"Our study compared the gut microbiomes of individuals with PTSD to that of people who also experienced significant trauma but did not develop PTSD," said lead researcher Stefanie Malan-Müller, PhD, in a press release. "We identified a combination of three bacteria—Actinobacteria, Lentisphaerae, and Verrucomicrobia—that were different in people with PTSD."
In the study, those with PTSD had much lower levels of the three bacteria varieties than those who experienced trauma but didn't develop the disorder. Additionally, those who dealt with trauma in their younger years had low levels of two of the three types as well.
"Fully understanding PTSD could contribute to better treatments, especially since the microbiome can easily be altered with the use of prebiotics, probiotics, and synbiotics, or dietary interventions." —Dr. Malan–Müller, researcher
"What makes this finding interesting is that individuals who experience childhood trauma are at higher risk of developing PTSD later in life, and these changes in the gut microbiome possibly occurred early in life in response to childhood trauma," Dr. Malan-Müller said.
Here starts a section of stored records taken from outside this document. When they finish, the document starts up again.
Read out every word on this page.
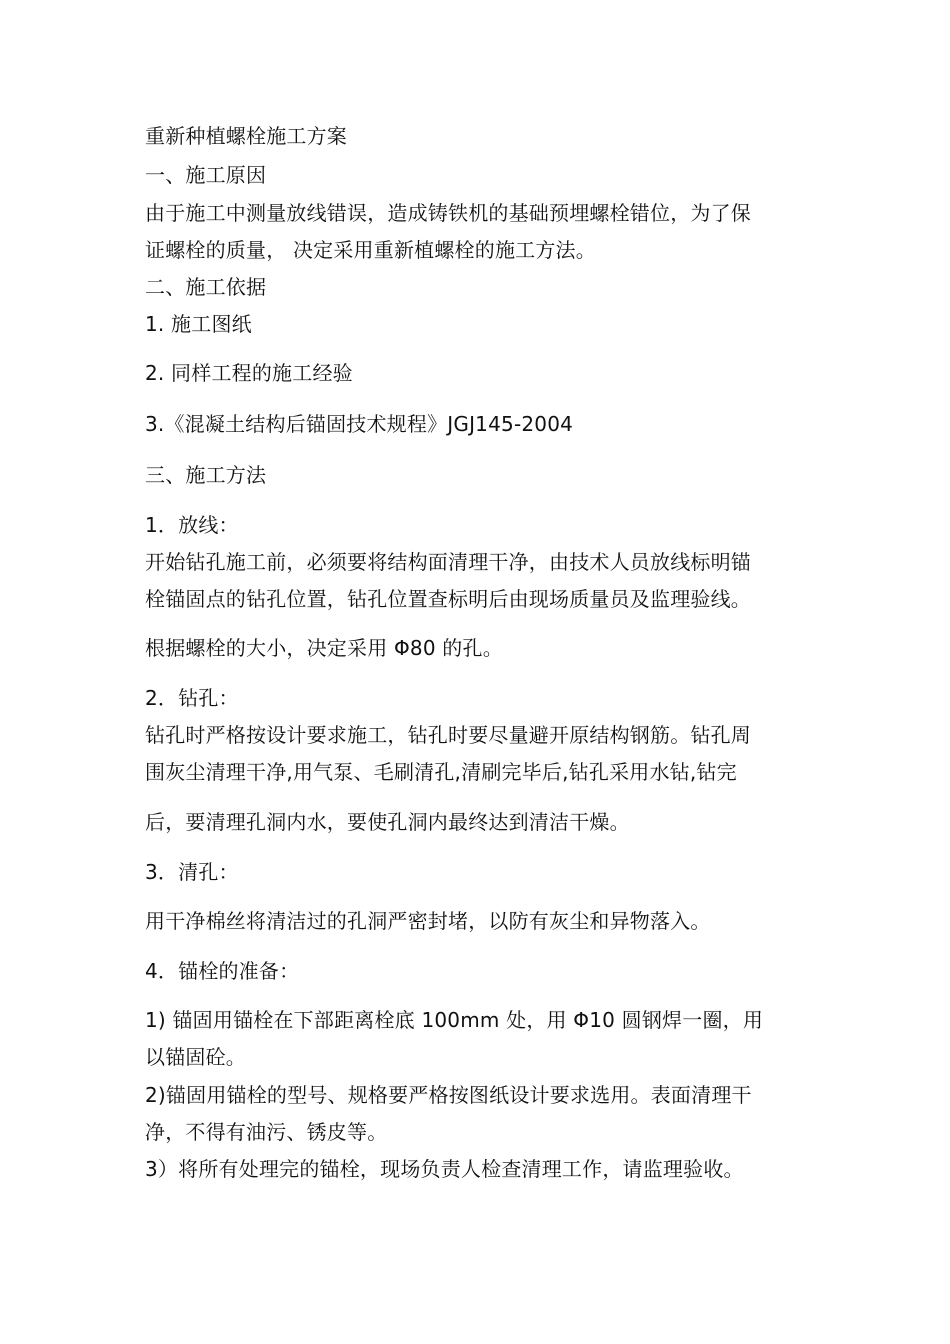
重新种植螺栓施工方案
一、施工原因
由于施工中测量放线错误，造成铸铁机的基础预埋螺栓错位，为了保
证螺栓的质量， 决定采用重新植螺栓的施工方法。
二、施工依据
1. 施工图纸
2. 同样工程的施工经验
3.《混凝土结构后锚固技术规程》JGJ145-2004
三、施工方法
1．放线：
开始钻孔施工前，必须要将结构面清理干净，由技术人员放线标明锚
栓锚固点的钻孔位置，钻孔位置查标明后由现场质量员及监理验线。
根据螺栓的大小，决定采用 Φ80 的孔。
2．钻孔：
钻孔时严格按设计要求施工，钻孔时要尽量避开原结构钢筋。钻孔周
围灰尘清理干净,用气泵、毛刷清孔,清刷完毕后,钻孔采用水钻,钻完
后，要清理孔洞内水，要使孔洞内最终达到清洁干燥。
3．清孔：
用干净棉丝将清洁过的孔洞严密封堵，以防有灰尘和异物落入。
4．锚栓的准备：
1) 锚固用锚栓在下部距离栓底 100mm 处，用 Φ10 圆钢焊一圈，用
以锚固砼。
2)锚固用锚栓的型号、规格要严格按图纸设计要求选用。表面清理干
净，不得有油污、锈皮等。
3）将所有处理完的锚栓，现场负责人检查清理工作，请监理验收。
Since the bacteria in question are specifically responsible for helping the immune system work properly, Dr. Malan-Müller thinks their low levels leads to an increase in inflammation for PTSD sufferers. But it's still unclear whether the shortfall of bacteria increased the chances of developing PTSD or simply occurred as a result of the disorder.
Still, Dr. Malan-Müller said the discovery brings research closer to fully understanding PTSD, which could "contribute to better treatments, especially since the microbiome can easily be altered with the use of prebiotics, probiotics, and synbiotics, or dietary interventions."
So, listen to your gut. Making your bacteria happy sets up your entire body up for success, too.